Tanggal ulang tahun terkadang bisa memberikan dorongan untuk upaya bunuh diri.
d. Gejala Psikologis. Ide bunuh diri dapat diprediksi dengan menanyakan klien apakah
mereka memiliki periode yang relatif lama waktu (2 minggu atau lebih) selama satu
tahun terakhir di mana mereka
a.mengalami tidur masalah,
b.merasa tertekan atau
kehilangan minat pada hal-hal yang biasanya mereka nikmati,
c. merasa bersalah atau tidak berharga, atau
d. merasa bahwa hidup itu tanpa harapan. Kegelisahan atau
agitasi yang terkait dengansalah satu gejala di atas meningkatkan risiko bunuh diri.
e. Stres lingkungan. Situasi yang menekan sering kali merupakan penyebab timbulnya
ide bunuh diri.Apa sifatnya dari lingkungan klien? Mengapa klien merasa ingin bunuh
diri pada saat tertentu?Apa sajakah faktor pencetus? Bagaimana klien mendapat
manfaat dari bunuh diri? Klien yang ingin bunuh diri untuk melarikan diri dari situasi
yang penuh tekanan mewakili risiko yang lebih besar daripada klien yang melihat
bunuh diri sebagai cara memanipulasi lingkungan
f. Sumber daya yang tersedia. Konselor perlu menentukan sumber daya apa yang tersedia
untuk klien. Tiga tingkat sumber daya harus dipertimbangkan:
1. internal
2. keluarga, teman dekat, tetangga, rekan kerja, dan orang lain yang mungkin memiliki
kontak dengan klien
3. profesional.

BAB III
PENUTUP

KESIMPULAN
Intake interview atau wawancara masuk adalah interview pertama yang
dilakukan oleh konselor ketika klien datang. Tujuan dari wawancara masuk adalah
untuk menilai sifat dan tingkat keparahan masalah klien dan untuk menentukan
program pengobatan yang mungkin.

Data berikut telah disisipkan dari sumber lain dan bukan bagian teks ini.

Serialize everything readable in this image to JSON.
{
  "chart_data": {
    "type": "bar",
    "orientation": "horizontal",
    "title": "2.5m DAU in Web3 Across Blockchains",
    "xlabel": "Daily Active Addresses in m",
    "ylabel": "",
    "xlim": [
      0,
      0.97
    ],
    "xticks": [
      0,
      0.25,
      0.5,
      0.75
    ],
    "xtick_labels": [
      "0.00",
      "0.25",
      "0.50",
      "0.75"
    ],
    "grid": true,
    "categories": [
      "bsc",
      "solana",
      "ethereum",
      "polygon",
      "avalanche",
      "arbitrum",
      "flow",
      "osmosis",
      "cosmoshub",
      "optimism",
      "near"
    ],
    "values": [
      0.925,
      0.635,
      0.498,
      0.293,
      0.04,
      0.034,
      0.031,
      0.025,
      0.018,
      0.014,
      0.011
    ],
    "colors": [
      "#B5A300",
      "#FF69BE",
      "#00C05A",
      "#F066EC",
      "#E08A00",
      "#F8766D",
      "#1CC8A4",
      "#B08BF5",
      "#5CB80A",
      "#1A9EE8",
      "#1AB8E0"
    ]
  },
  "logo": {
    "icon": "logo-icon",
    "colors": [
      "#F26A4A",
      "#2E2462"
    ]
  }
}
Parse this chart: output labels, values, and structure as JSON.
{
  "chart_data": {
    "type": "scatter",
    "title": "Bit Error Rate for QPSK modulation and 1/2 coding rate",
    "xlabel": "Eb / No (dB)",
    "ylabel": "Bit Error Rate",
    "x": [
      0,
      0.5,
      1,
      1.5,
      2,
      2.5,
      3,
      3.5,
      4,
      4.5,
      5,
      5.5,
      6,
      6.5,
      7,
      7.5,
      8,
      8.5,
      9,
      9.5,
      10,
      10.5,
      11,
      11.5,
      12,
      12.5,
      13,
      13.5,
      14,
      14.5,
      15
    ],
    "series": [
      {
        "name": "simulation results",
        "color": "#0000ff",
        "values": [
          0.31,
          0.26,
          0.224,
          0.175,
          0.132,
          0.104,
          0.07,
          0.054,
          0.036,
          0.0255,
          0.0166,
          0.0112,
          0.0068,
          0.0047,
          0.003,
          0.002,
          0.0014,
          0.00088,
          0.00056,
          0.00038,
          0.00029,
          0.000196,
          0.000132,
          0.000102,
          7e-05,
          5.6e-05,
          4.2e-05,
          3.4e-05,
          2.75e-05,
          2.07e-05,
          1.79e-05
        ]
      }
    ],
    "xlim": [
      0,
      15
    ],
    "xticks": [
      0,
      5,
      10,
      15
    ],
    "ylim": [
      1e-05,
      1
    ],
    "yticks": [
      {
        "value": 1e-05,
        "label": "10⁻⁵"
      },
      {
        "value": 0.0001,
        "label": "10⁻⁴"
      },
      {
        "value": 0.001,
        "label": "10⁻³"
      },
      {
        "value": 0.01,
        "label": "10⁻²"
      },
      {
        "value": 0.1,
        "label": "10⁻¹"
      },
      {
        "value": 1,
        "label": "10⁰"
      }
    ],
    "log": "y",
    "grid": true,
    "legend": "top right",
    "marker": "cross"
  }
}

Pemeriksaan status mental adalah penilaian
terstruktur dari perilaku dan fungsi kognitif pasien. Ini mencakup deskripsi
penampilan pasien dan perilaku umum, tingkat kesadaran dan perhatian, aktivitas
motorik dan bicara, suasana hati dan afek, pemikiran dan persepsi, sikap dan
wawasan, reaksi yang ditimbulkan oleh pemeriksa, dan, akhirnya, kemampuan
kognitif yang lebih tinggi. Fungsi kognitif spesifik dari kewaspadaan, bahasa, memori,
kemampuan konstruksi, dan penalaran abstrak adalah yang paling relevan secara
klinis. Screening Inventory adalah perangkat skrining kesehatan mental singkat yang
ideal untuk situasi.

SARAN

Jika ditinjau ulang tentu di dalam makalah yang kami buat tidak akan lepas
dari koreksi pembaca. Karena kami menyadari bahwa apa yang kami sampaikan
sangatlah jauh dari kata sempurna. Oleh karena itu, kami sangat mengharapkan saran
yang membangun dari para pembaca agar nantinya makalah ini dapat menjadi lebih
baik untuk dikonsumsi oleh kita
semua.
DAFTAR PUSTAKA

Hays, Danica G. 2017. Assesment in Counseling. America : Carolyn C Baker.


Martin, David C. 1990. Clinical Methods. Boston : Butterworths.